Most of the six agencies declined to comment for this article, but Stuart Ishimaru, who heads the CFPB's minority and women inclusion office, said in an email relayed by an agency spokesman that the standards are only a "first step."

"The CFPB is developing plans to use these standards to engage with its regulated entities, to encourage increased levels of diversity and inclusion, and to share information that would better inform the agency and the public on activities engaged in by the entity," Ishimaru said in the email.

"As we move forward with these efforts, the CFPB will continually look to the question of whether the standards and these processes can be improved, and what further guidance may help financial institutions improve diversity and inclusion."

The final guidelines also drew rebukes from Sen. Bob Menendez, D-N.J., and Luis Aguilar, an SEC commissioner, who dissented from the agency's decision to back them. Their criticism that the guidelines are only voluntary reiterated concerns that had surfaced when regulators first proposed the guidelines in October 2013.

Aguilar said the voluntary standards make it difficult for policymakers to obtain meaningful data about diversity practices.

"Future policy change to the demographics in the financial services industry now relies on the mere hope that companies will act in good faith to use the standards ... and conduct effective self-assessments, and to use the information derived from these self-assessments to promote diversity and inclusion," he said. "I hope that they do, but the track record of many companies in the financial services industry belies that hope."

Greenlining's Werblin noted that a number of banks have already established advanced diversity and inclusion programs on their own. But there are state jurisdictions where the assessment of diversity practices is required. In California, for example, insurance firms must do such assessments, though the state did not create minimum standards for them to meet.

"What we've seen is that when institutions are required to report this data, they view it as, 'OK, we have to make this a priority,'" Werblin said. By contrast, the federal regulators have "given financial institutions the ability to not meet those standards."

But industry representatives counter that the agencies were limited in their ability to impose tougher requirements.

"The agencies did what Congress required them to do under Dodd-Frank. It didn't require that there be mandatory regulations," said Alan Kaplinsky, a partner at Ballard Spahr.

Deborah Meshulam, a partner at DLA Piper, said it is "an open question" whether the statute would have allowed the agencies to be more aggressive. And even if the law permitted a tougher stance, such as agency-run assessments, the statutory limits on the regulators' use of data for enforcement activities would discourage regulators from taking it.

"In some ways, [making it voluntary] makes sense," she said.
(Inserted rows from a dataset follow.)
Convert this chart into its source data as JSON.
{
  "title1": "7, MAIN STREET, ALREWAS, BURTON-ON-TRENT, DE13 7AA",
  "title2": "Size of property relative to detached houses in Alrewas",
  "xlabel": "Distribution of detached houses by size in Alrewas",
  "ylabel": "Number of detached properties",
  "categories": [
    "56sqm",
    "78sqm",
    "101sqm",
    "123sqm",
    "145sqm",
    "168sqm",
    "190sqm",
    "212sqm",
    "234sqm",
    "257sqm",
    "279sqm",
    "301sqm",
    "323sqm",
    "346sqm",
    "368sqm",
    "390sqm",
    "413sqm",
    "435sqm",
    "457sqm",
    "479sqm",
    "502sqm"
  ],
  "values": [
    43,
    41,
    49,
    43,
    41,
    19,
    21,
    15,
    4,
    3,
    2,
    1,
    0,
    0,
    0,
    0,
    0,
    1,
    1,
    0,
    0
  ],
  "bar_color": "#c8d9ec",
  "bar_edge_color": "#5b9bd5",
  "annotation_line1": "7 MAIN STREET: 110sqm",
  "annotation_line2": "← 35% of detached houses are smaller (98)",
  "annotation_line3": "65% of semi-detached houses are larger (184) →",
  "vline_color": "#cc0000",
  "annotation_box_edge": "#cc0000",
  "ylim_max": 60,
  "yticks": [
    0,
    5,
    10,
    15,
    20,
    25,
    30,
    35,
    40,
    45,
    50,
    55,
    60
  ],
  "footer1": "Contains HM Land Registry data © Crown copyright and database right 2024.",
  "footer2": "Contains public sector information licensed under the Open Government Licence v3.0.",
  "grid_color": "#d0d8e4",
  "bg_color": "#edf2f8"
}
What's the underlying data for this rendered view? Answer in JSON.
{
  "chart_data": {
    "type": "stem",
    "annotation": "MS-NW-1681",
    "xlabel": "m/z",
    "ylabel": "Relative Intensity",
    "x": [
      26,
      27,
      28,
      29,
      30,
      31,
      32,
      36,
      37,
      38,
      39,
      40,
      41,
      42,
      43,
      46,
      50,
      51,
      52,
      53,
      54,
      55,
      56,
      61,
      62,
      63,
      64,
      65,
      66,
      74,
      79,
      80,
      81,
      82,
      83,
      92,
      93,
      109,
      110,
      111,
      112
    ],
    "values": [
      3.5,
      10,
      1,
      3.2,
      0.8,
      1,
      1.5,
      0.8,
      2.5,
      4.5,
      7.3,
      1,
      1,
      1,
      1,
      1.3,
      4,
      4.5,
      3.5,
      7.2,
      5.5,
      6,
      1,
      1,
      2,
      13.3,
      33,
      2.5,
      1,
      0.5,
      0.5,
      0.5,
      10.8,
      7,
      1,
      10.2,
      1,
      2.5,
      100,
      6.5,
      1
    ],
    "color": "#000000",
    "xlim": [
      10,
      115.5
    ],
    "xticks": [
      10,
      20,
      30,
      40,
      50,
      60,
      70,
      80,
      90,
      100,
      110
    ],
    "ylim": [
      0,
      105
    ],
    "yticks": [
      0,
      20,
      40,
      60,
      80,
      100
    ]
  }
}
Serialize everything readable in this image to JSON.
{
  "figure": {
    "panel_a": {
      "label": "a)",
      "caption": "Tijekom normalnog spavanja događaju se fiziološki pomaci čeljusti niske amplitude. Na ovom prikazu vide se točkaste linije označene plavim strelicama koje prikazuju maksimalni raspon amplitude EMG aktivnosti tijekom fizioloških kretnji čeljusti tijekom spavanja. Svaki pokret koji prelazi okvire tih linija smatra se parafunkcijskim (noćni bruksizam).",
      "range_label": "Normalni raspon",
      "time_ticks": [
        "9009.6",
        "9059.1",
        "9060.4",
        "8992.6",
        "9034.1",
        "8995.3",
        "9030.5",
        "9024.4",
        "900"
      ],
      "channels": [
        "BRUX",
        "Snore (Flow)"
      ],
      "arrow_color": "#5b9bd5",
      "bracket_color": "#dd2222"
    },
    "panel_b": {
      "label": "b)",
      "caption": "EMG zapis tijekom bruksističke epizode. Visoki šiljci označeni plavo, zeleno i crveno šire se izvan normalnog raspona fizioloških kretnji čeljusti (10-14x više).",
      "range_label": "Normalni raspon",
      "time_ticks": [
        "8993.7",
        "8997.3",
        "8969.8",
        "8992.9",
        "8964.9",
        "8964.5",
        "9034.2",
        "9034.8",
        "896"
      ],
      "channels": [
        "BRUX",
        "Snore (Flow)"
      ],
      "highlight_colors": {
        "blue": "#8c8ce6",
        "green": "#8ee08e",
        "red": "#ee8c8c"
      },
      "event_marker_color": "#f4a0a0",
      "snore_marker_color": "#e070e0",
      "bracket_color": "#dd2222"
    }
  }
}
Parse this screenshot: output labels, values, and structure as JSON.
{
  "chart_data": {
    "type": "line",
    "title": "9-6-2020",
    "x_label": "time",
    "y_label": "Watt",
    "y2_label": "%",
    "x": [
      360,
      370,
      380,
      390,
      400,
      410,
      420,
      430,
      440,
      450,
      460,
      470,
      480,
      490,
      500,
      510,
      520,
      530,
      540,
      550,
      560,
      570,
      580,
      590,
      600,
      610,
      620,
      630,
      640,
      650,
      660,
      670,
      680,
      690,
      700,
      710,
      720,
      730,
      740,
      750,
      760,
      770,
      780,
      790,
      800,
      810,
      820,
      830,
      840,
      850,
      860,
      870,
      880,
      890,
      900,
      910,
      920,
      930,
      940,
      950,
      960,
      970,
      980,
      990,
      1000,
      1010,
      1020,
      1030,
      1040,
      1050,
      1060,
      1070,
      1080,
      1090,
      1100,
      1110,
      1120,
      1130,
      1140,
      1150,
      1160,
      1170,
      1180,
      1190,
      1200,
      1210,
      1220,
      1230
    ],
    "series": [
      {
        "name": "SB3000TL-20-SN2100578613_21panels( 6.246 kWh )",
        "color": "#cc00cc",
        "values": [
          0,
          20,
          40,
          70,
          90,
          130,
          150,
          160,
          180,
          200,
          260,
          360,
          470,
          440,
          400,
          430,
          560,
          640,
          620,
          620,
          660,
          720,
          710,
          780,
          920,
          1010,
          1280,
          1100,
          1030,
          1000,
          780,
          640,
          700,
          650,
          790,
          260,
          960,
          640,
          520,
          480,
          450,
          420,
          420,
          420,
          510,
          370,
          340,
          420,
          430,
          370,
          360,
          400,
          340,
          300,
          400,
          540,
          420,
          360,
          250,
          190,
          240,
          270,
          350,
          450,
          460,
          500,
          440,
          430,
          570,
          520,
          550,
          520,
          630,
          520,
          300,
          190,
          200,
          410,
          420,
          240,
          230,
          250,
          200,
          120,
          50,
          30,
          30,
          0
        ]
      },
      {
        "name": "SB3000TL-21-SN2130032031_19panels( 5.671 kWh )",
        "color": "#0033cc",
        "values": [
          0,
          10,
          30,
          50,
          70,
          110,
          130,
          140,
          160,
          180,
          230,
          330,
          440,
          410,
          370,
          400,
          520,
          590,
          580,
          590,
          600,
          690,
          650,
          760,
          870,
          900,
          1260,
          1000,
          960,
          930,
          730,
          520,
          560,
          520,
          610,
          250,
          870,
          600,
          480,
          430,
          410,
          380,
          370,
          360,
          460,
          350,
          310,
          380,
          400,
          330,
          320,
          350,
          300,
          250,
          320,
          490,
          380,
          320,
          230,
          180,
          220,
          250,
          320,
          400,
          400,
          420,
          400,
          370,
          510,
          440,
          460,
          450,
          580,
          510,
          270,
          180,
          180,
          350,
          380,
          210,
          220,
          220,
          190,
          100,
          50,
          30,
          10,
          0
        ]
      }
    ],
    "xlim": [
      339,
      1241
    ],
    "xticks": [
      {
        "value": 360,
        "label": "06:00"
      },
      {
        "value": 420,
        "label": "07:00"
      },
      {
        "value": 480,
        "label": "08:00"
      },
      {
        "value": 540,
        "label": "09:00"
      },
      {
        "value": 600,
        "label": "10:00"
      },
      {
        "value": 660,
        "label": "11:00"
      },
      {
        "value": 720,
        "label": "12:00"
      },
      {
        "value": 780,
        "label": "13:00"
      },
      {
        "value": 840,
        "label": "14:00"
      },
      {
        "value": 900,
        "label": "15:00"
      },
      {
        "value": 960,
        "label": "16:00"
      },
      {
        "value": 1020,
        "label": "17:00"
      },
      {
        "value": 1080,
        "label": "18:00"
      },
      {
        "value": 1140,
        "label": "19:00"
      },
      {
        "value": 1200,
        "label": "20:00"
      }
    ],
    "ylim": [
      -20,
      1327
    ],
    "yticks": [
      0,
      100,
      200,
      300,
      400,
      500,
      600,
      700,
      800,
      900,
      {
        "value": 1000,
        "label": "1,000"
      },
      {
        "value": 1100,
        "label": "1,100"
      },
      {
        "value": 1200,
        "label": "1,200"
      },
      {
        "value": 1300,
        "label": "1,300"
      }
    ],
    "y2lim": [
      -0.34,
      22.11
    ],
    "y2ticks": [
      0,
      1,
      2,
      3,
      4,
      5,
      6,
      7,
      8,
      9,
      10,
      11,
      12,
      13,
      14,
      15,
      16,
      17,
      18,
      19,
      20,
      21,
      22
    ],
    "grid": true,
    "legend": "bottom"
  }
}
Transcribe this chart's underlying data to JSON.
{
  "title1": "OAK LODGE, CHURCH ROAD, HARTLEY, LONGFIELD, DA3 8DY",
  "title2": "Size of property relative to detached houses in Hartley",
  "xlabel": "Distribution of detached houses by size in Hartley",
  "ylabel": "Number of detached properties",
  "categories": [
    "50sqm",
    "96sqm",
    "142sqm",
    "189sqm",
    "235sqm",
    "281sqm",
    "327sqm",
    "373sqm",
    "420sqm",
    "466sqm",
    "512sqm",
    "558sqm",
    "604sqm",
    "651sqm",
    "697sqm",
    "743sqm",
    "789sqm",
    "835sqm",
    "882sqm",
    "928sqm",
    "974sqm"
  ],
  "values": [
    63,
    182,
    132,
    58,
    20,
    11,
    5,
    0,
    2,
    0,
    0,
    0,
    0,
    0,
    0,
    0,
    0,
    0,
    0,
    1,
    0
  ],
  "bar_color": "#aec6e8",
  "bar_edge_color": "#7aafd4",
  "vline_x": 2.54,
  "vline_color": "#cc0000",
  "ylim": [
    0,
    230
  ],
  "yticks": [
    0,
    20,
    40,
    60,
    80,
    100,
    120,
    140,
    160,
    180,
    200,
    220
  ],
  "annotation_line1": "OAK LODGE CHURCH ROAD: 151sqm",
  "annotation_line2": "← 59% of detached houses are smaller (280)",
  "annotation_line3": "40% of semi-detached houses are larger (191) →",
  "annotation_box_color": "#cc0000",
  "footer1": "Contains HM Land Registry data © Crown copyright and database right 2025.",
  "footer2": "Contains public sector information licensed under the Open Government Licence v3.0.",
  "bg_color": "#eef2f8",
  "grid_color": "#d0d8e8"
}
If the agencies had to do the assessments instead, "just think about how many resources would be required to conduct these assessments and only to be at a place in the end where you can't require enforcement."

However, the agencies' light touch does not preclude them going further in the future, Meshulam added.

"They've given regulated entities the opportunity to conduct it themselves in a way that is consistent with their size and the way in which they operate," she said. "Perhaps there could be a change of view among the agencies where they felt they were not getting any voluntary disclosure, so maybe they would change their approach and make it part of the examination."

Most institutions will still want to show that they are conducting assessments and adopting the voluntary standards, Kaplinsky said.

They "are going to take heed and they will follow the guidelines and make sure that their diversity and inclusion policies are in conformity," he said. "It's the right thing to do, and from a public relations standpoint I don't think any institution is going to want to be singled out as an institution that decided not to adopt diversity and inclusion policies."

Rachel Witkowski contributed to this article.